Example from Gallian: Let $f(x) = x^5+2x^2+2x+2\in Z_3[x]$. Then the irreducible factorization of $f(x)$ over $Z_3$ is $(x^2+1)(x^3+2x+2)$. So to find an find an extension $E$ of $Z_3$, in which $f(x)$ has a zero, we may take $E = Z_3[x]/<x^2+1>$, a field with nine elements or $E = Z_3[x]/<x^3+2x+2>$, a field with 27 elements.
I understand that $x+<x^2+1>\in Z_3[x]/<x^2+1>$ is s.t. $x+<x^2+1>$ is a zero of $x^2+1$ and is thus a zero of $f(x)$ in $E$. But I don't understand how I can see $E$ contains $Z_3$ and also how to see $Z_3[x]/<x^2+1>$ has nine elements and the other one with 27 elements. Thanks and appreciate hint.

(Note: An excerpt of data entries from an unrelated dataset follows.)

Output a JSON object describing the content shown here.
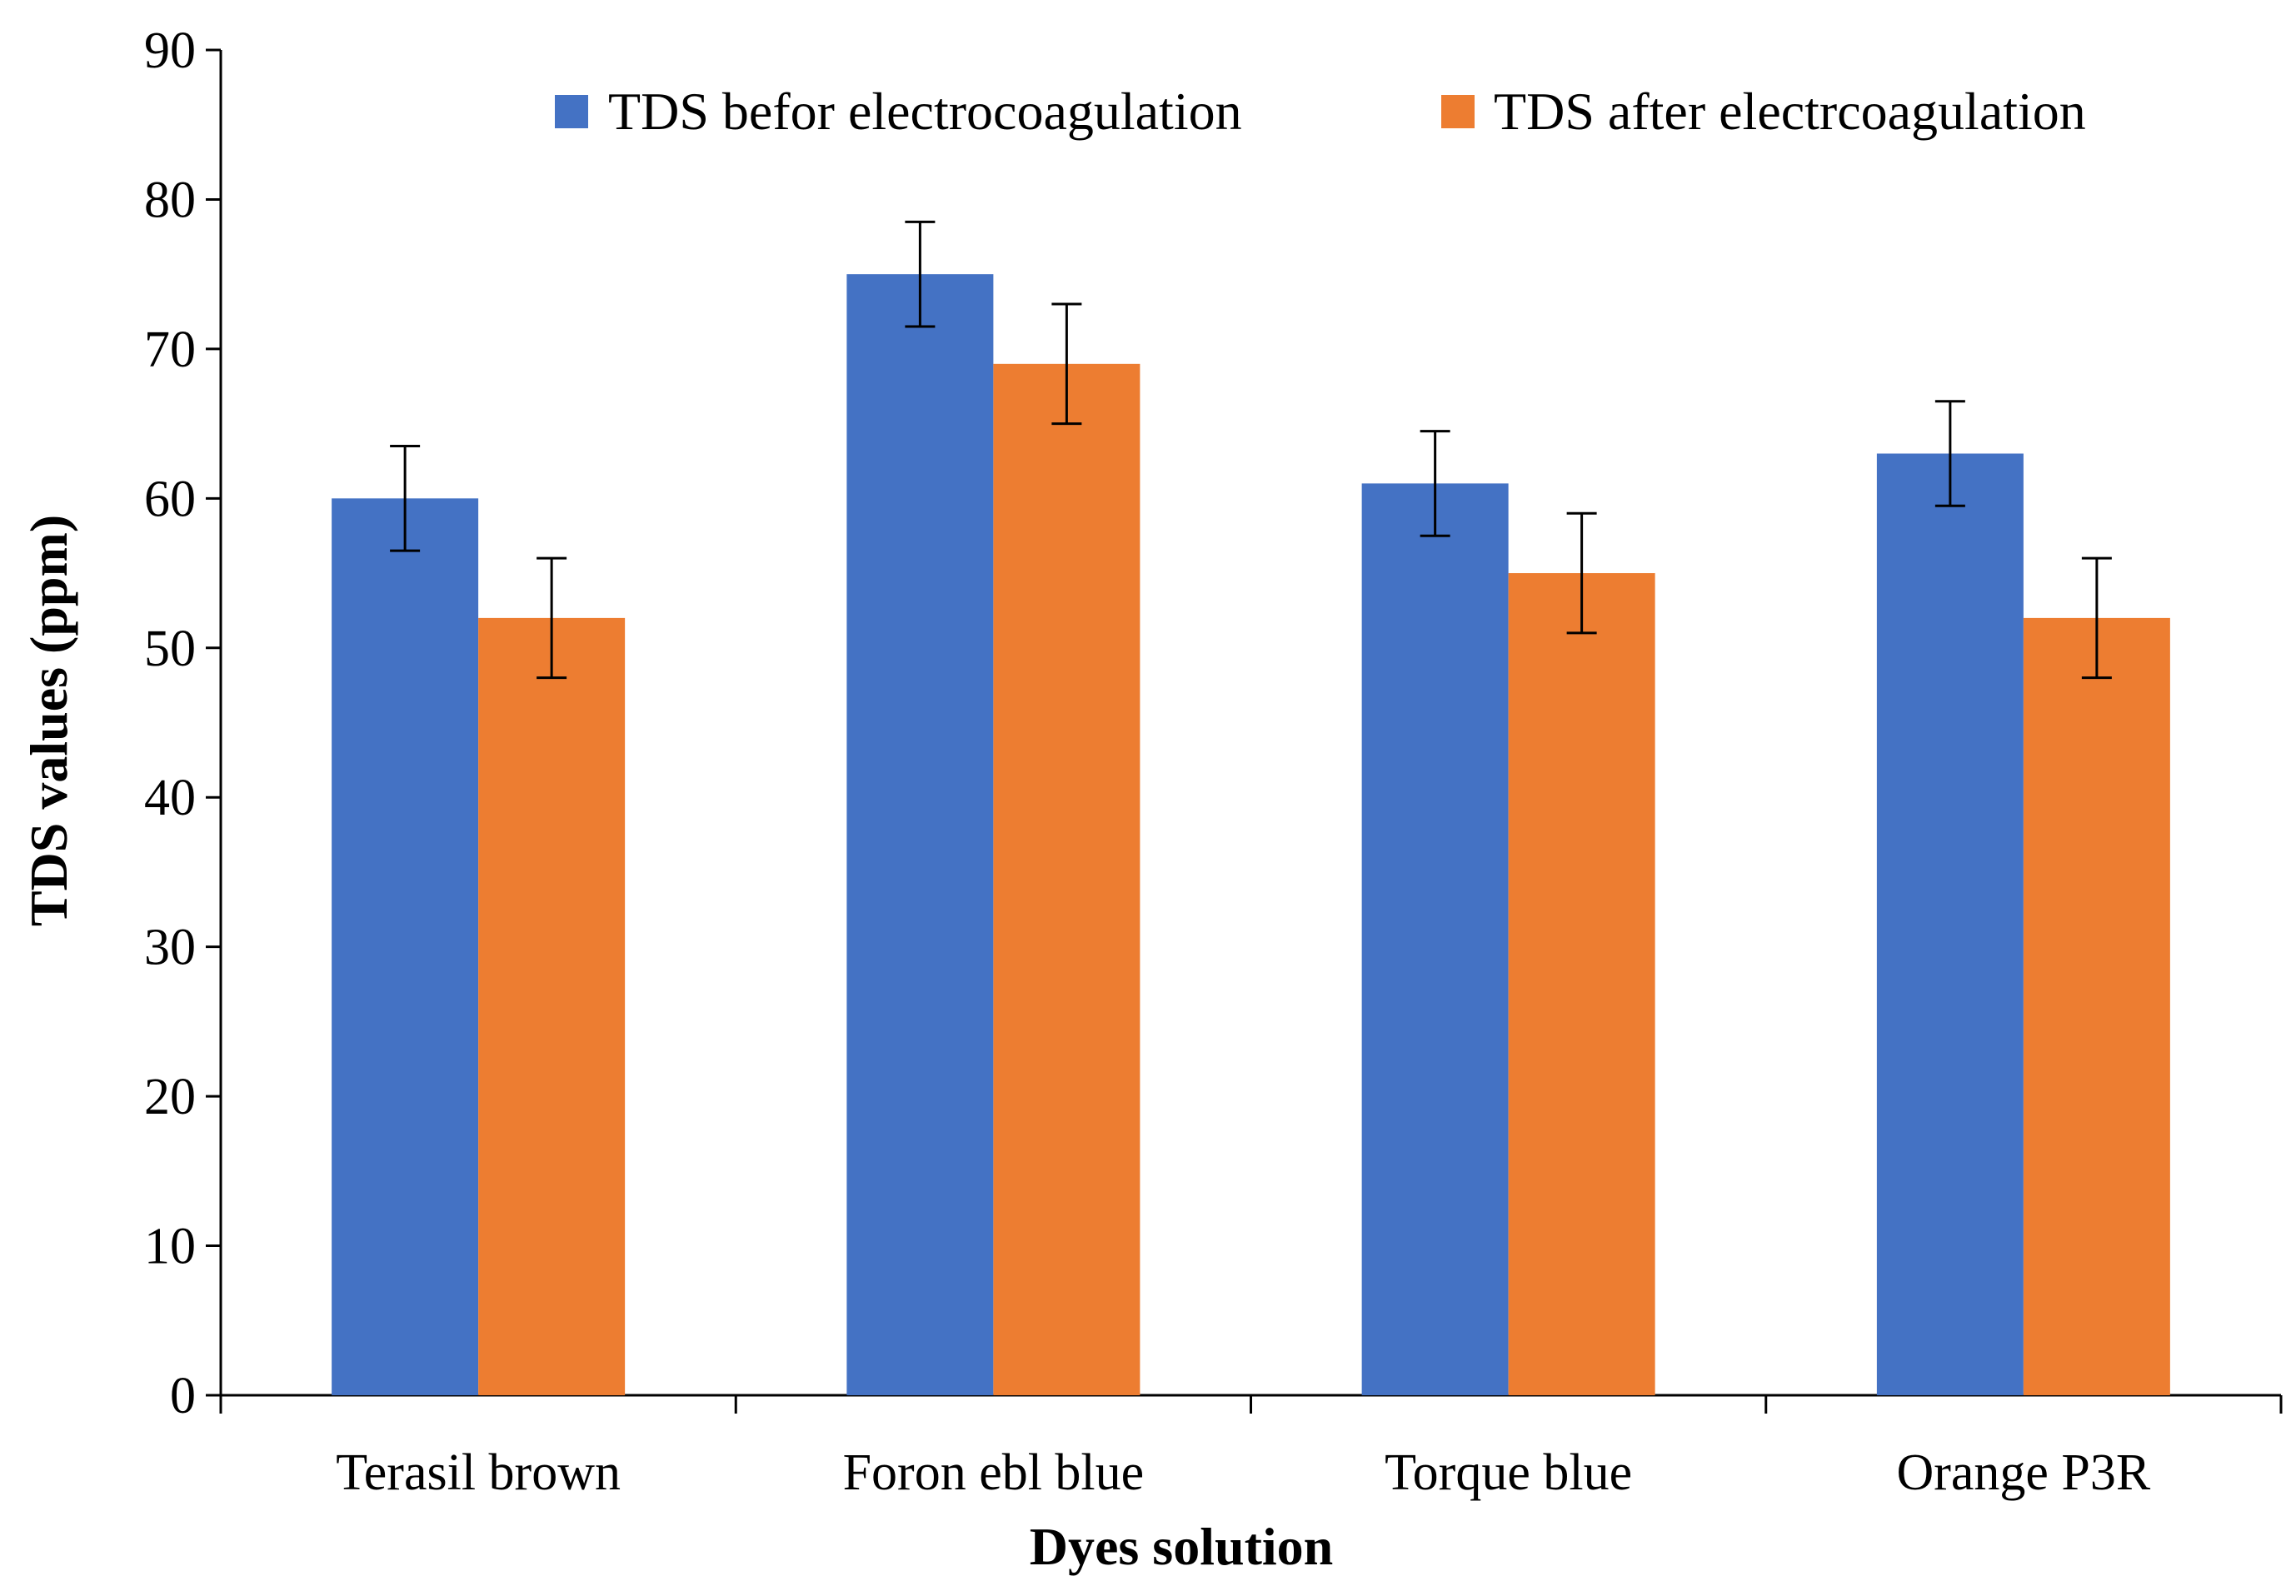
{
  "chart_data": {
    "type": "bar",
    "title": "",
    "xlabel": "Dyes solution",
    "ylabel": "TDS values (ppm)",
    "ylim": [
      0,
      90
    ],
    "yticks": [
      0,
      10,
      20,
      30,
      40,
      50,
      60,
      70,
      80,
      90
    ],
    "grid": false,
    "legend_position": "top-right",
    "categories": [
      "Terasil brown",
      "Foron ebl blue",
      "Torque blue",
      "Orange P3R"
    ],
    "series": [
      {
        "name": "TDS befor electrocoagulation",
        "color": "#4472C4",
        "values": [
          60,
          75,
          61,
          63
        ],
        "errors": [
          3.5,
          3.5,
          3.5,
          3.5
        ]
      },
      {
        "name": "TDS after electrcoagulation",
        "color": "#ED7D31",
        "values": [
          52,
          69,
          55,
          52
        ],
        "errors": [
          4,
          4,
          4,
          4
        ]
      }
    ]
  }
}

$\Bbb Z_3$ is contained in $\Bbb Z_3[x]$ as the constant terms. They then get passed to the quotient $\Bbb Z_3[x]/I$ for some ideal $I$ as $0+I$, $1+I$ and $2+I$. So we say that $\Bbb Z_3$ is contained in $\Bbb Z_3[x]/I$, but what we mean is that the two canonical morphisms mentioned above are injective, and $\Bbb Z_3[x]/I$ contains a subring isomorphic to $\Bbb Z_3$.
As for the number of elements, consider the fact that any element in $\Bbb Z_3[x]/\langle x^2+1\rangle$ has a representative polynomial of degree one or zero (including the zero polynomial). And no two polynomials of degree one or zero represents the same congruence class. So the number of elements in $\Bbb Z_3[x]/\langle x^2+1\rangle$ is the same as the number of polynomials of degree one or zero.
The same goes for $\Bbb Z_3[x]/\langle x^3+2x+1\rangle$ and polynomials of degree two, one or zero.